Work Carried Out
As a part of the client’s team, Montrose Software was tasked with analysis and improvement of a large and complex ETL system. After analyzing the system, we grouped the ETL steps based on their nature, and unified each of the groups by replacing dozens of stand alone scripts and queries with one common metadata driven tool. This, along with SQL schema and queries optimization, improved the overall system performance by over 40%. To ensure results integrity, we wrote an automated regression tool, and made it a part of the nightly runs.

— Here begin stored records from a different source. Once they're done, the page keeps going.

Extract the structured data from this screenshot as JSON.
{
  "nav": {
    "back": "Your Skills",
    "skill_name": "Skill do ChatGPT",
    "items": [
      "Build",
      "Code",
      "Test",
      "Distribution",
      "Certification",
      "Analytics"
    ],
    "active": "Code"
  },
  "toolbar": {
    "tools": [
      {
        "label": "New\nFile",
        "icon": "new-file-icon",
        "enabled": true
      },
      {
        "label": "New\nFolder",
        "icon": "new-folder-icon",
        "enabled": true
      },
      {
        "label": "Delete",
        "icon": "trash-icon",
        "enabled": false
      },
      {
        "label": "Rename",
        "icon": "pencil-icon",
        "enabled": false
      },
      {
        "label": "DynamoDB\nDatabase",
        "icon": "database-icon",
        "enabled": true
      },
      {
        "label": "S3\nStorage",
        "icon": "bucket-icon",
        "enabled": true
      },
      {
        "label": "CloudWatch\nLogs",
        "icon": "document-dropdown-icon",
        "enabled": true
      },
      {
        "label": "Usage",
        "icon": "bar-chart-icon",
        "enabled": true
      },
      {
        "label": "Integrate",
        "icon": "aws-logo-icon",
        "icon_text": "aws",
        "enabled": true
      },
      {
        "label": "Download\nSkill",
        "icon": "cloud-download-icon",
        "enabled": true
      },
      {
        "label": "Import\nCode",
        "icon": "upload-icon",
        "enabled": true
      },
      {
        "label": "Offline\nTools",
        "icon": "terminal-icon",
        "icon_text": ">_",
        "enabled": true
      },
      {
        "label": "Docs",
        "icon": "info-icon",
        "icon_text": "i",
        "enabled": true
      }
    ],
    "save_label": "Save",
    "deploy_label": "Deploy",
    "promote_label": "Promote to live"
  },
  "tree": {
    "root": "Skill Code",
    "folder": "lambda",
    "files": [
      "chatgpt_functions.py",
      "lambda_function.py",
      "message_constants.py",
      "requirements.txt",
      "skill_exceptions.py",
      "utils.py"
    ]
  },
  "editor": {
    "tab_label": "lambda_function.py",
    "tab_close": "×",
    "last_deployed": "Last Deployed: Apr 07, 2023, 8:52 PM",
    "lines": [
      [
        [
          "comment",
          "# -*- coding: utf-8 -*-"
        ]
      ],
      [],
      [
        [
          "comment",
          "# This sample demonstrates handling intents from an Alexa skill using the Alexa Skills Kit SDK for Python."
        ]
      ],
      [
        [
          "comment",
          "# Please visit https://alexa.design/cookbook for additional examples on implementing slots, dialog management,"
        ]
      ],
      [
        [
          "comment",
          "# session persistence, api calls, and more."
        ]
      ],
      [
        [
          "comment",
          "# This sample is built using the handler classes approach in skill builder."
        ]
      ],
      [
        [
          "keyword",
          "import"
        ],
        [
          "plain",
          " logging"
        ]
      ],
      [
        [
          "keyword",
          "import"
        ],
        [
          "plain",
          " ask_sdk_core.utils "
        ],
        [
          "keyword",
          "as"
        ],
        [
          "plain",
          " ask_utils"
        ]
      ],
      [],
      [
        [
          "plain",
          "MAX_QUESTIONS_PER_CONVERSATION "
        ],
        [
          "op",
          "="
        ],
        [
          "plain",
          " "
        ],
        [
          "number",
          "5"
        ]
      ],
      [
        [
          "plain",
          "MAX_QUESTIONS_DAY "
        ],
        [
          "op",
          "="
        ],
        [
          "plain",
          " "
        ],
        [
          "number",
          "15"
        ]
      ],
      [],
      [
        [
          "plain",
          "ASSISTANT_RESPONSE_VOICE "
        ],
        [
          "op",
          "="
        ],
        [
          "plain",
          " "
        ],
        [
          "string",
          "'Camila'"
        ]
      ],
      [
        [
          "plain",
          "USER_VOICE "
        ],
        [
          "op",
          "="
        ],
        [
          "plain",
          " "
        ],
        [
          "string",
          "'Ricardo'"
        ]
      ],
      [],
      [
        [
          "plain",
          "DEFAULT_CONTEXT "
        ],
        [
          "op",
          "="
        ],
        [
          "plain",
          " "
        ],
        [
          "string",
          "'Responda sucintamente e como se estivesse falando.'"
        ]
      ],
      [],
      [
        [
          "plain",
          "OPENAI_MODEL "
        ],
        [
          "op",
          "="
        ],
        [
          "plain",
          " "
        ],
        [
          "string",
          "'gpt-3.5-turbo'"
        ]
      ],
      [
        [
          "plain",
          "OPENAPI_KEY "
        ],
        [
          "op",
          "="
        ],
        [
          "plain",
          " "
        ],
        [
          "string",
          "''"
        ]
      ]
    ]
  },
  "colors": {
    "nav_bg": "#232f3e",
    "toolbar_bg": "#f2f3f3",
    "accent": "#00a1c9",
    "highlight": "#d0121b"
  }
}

After successful ETL process improvement, Montrose Software’s team was asked to examine an existing bucketing tool driven by a flat file metadata structure. This tool was initially designed to be human-friendly, but over years of development, the metadata structure evolved to a custom interpreted programming language, allowing sub-file inclusion, parameters override, logical conditions, and much more. A large amount of flexibility, with a lack of constraints, made this metadata hard to work with, and vulnerable to human errors. Complex data dependencies, and a significant number of files, required an automated process to process and compare the full data structure. To accomplish that, we extracted the custom metadata language interpreter from the bucketing tool, and loaded all parsed data to a human-readable structure. By doing this, we found all configuration inconsistencies and duplications. With this knowledge, we designed and implemented a new system which enforced data integrity.